Genomics, the study of multiple genes and how they interact with the environment, offers insight into the study of complex diseases. Since the initiation of the Human Genome Project (HGP), specific genes for diseases such as cystic fibrosis, diabetes, Huntington disease, and some inheritable types of breast and colon cancer have been identified. It is anticipated that additional research will be helpful in identifying the most effective cancer treatment with the least potential for toxicity.
● The Human Genome Project
In 1987, the United States Congressional advisory committee recommended a multidisciplinary, scientific, and technological endeavor aimed at sequencing the human genome (all DNA contained in an organism). This recommendation resulted in the HGP that began in 1989 and offered insight into the link between genes and numerous diseases.
APPLICATIONS
According to the National Institute of Health, this 13-year project has resulted in the identification of over 1800 genes linked to diseases and the development of approximately 1000 genetic tests.

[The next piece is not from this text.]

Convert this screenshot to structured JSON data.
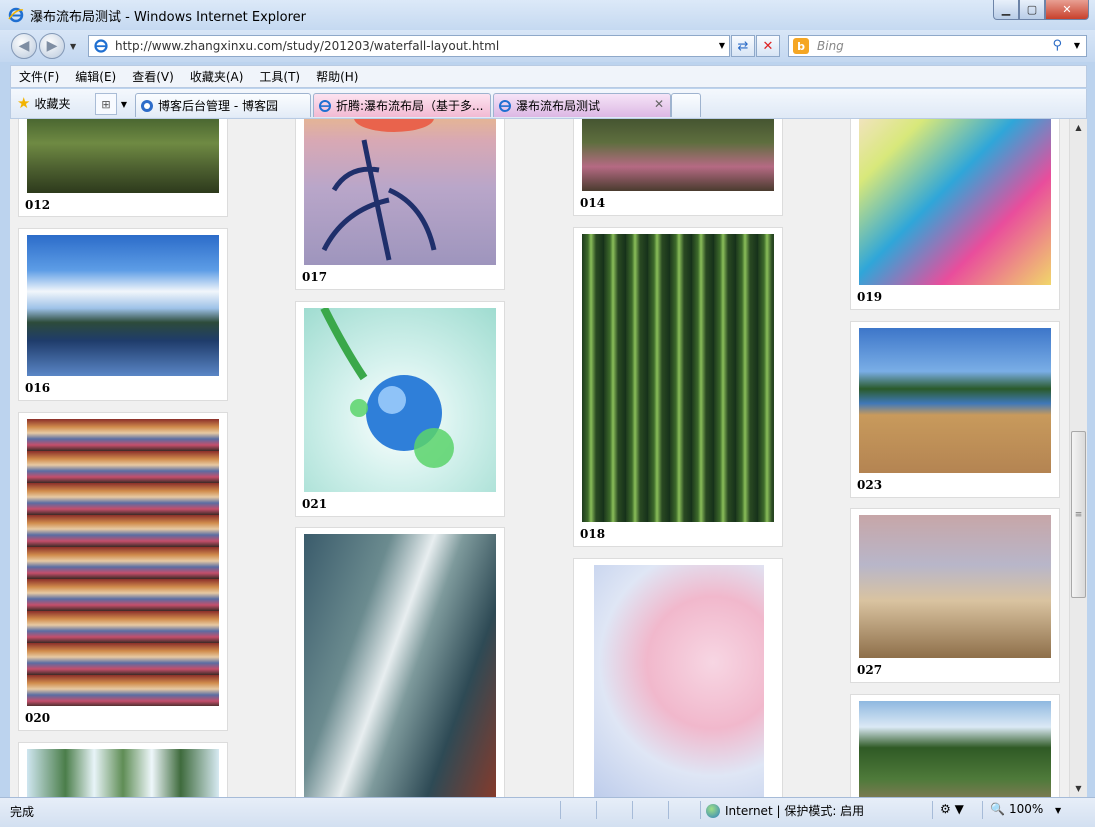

The project has further prompted extensive research into the use of gene therapy in which viruses are used to carry genes into the cells. For example, in two separate studies gene transfer therapy was found to be effective in halting retinal degeneration and improving visual acuity in young adults with Leber’s congenital amaurosis (optic neuropathy). Gene therapy is designed to replace missing or defective genes. As a result of the HGP, the HapNap project is now focusing on various diseases worldwide. As research continues, the focus will be on genomic scanning to prevent and/or diagnose early, perfecting gene therapy, and gaining more insight into drug discovery based on specific gene targets. Some predict that within 20 years, patients entering a medical facility will be subjected to a genomic scanning for pathogenic and “epistatic” genes. Epistasis refers to the tendency of some genes to interact and cross over with genes other than their allelic partners. Epistasis appears to affect certain diseases positively or negatively and has the potential to result in variable intensities of disease in different ethnicities and individuals.

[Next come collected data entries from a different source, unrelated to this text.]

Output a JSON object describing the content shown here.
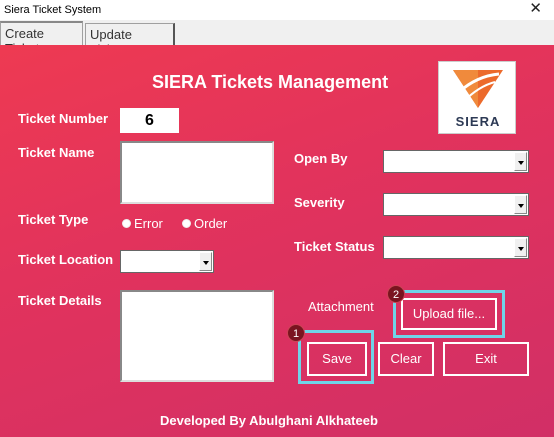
{
  "window": {
    "title": "Siera Ticket System",
    "close_glyph": "✕"
  },
  "tabs": [
    {
      "label": "Create Ticket",
      "active": true
    },
    {
      "label": "Update Ticket",
      "active": false
    }
  ],
  "form": {
    "heading": "SIERA Tickets Management",
    "logo_text": "SIERA",
    "labels": {
      "ticket_number": "Ticket Number",
      "ticket_name": "Ticket Name",
      "ticket_type": "Ticket Type",
      "ticket_location": "Ticket Location",
      "ticket_details": "Ticket Details",
      "open_by": "Open By",
      "severity": "Severity",
      "ticket_status": "Ticket Status",
      "attachment": "Attachment"
    },
    "ticket_number_value": "6",
    "ticket_type_options": [
      "Error",
      "Order"
    ],
    "buttons": {
      "upload": "Upload file...",
      "save": "Save",
      "clear": "Clear",
      "exit": "Exit"
    },
    "step_badges": [
      "1",
      "2"
    ]
  },
  "footer": "Developed By Abulghani Alkhateeb",
  "colors": {
    "background_top": "#ee3a52",
    "background_bottom": "#d12f66",
    "highlight": "#6fd4e8",
    "badge": "#7a1420"
  }
}
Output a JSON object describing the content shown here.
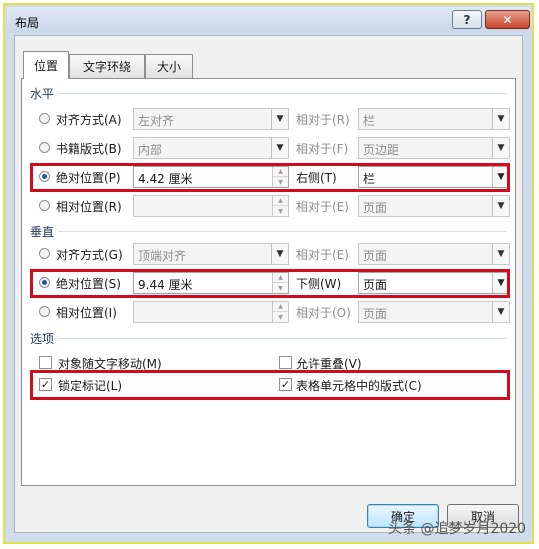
{
  "window": {
    "title": "布局",
    "help_label": "?",
    "close_label": "✕"
  },
  "tabs": [
    {
      "label": "位置",
      "active": true
    },
    {
      "label": "文字环绕",
      "active": false
    },
    {
      "label": "大小",
      "active": false
    }
  ],
  "horizontal": {
    "section_label": "水平",
    "alignment": {
      "label": "对齐方式(A)",
      "value": "左对齐",
      "relative_label": "相对于(R)",
      "relative_value": "栏"
    },
    "book_layout": {
      "label": "书籍版式(B)",
      "value": "内部",
      "relative_label": "相对于(F)",
      "relative_value": "页边距"
    },
    "absolute": {
      "label": "绝对位置(P)",
      "value": "4.42 厘米",
      "relative_label": "右侧(T)",
      "relative_value": "栏"
    },
    "relative": {
      "label": "相对位置(R)",
      "value": "",
      "relative_label": "相对于(E)",
      "relative_value": "页面"
    }
  },
  "vertical": {
    "section_label": "垂直",
    "alignment": {
      "label": "对齐方式(G)",
      "value": "顶端对齐",
      "relative_label": "相对于(E)",
      "relative_value": "页面"
    },
    "absolute": {
      "label": "绝对位置(S)",
      "value": "9.44 厘米",
      "relative_label": "下侧(W)",
      "relative_value": "页面"
    },
    "relative": {
      "label": "相对位置(I)",
      "value": "",
      "relative_label": "相对于(O)",
      "relative_value": "页面"
    }
  },
  "options": {
    "section_label": "选项",
    "move_with_text": {
      "label": "对象随文字移动(M)",
      "checked": false
    },
    "allow_overlap": {
      "label": "允许重叠(V)",
      "checked": false
    },
    "lock_anchor": {
      "label": "锁定标记(L)",
      "checked": true
    },
    "layout_in_cell": {
      "label": "表格单元格中的版式(C)",
      "checked": true
    }
  },
  "footer": {
    "ok_label": "确定",
    "cancel_label": "取消"
  },
  "watermark": "头条 @追梦岁月2020",
  "colors": {
    "highlight": "#d10a1c",
    "frame": "#e3e04a"
  }
}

One area of genomics that has progressed more slowly than anticipated is that involving drug discovery based on specific gene targets unveiled by the HGP. Progress in this area has been slow for a number of reasons. First, the complexity of the human physiologic system has proven to be a bit daunting, perhaps accounting for the fact that most of the highly effective drugs on the market today, such as aspirin, act on multiple gene systems rather than on single-gene disorders. The tendency of genes to experience epistatic interactions has also hindered the pace of drug production through gene targeting.
ETHICAL IMPLICATIONS
Results of the HGP will have enormous ethical implications for prenatal testing and selective abortion of defective embryos. Ethical implications are also involved in testing concerned adults who seek to know the likelihood of their developing a specific disease, such as Huntington disease, in the future. This is especially troubling if the identified disease is one for which there is no treatment or cure, or if testing involves children. For adults and children with disease-causing mutations, future childbearing choices, the ability to purchase health insurance or life insurance, and the ability to find future employment are important considerations. The HGP has dedicated funding and time to explore the ethical factors involved in gene mapping. In the fall of 2005, a study was initiated by the National Human Genome Research Institute among healthy adult volunteers to sequence 100 to 300 genes that have been associated with various disease phenotypes. The aim is to provide information to
individuals on potential genetic risk factors and to evaluate how this enormous amount of information is handled by the patients and their families.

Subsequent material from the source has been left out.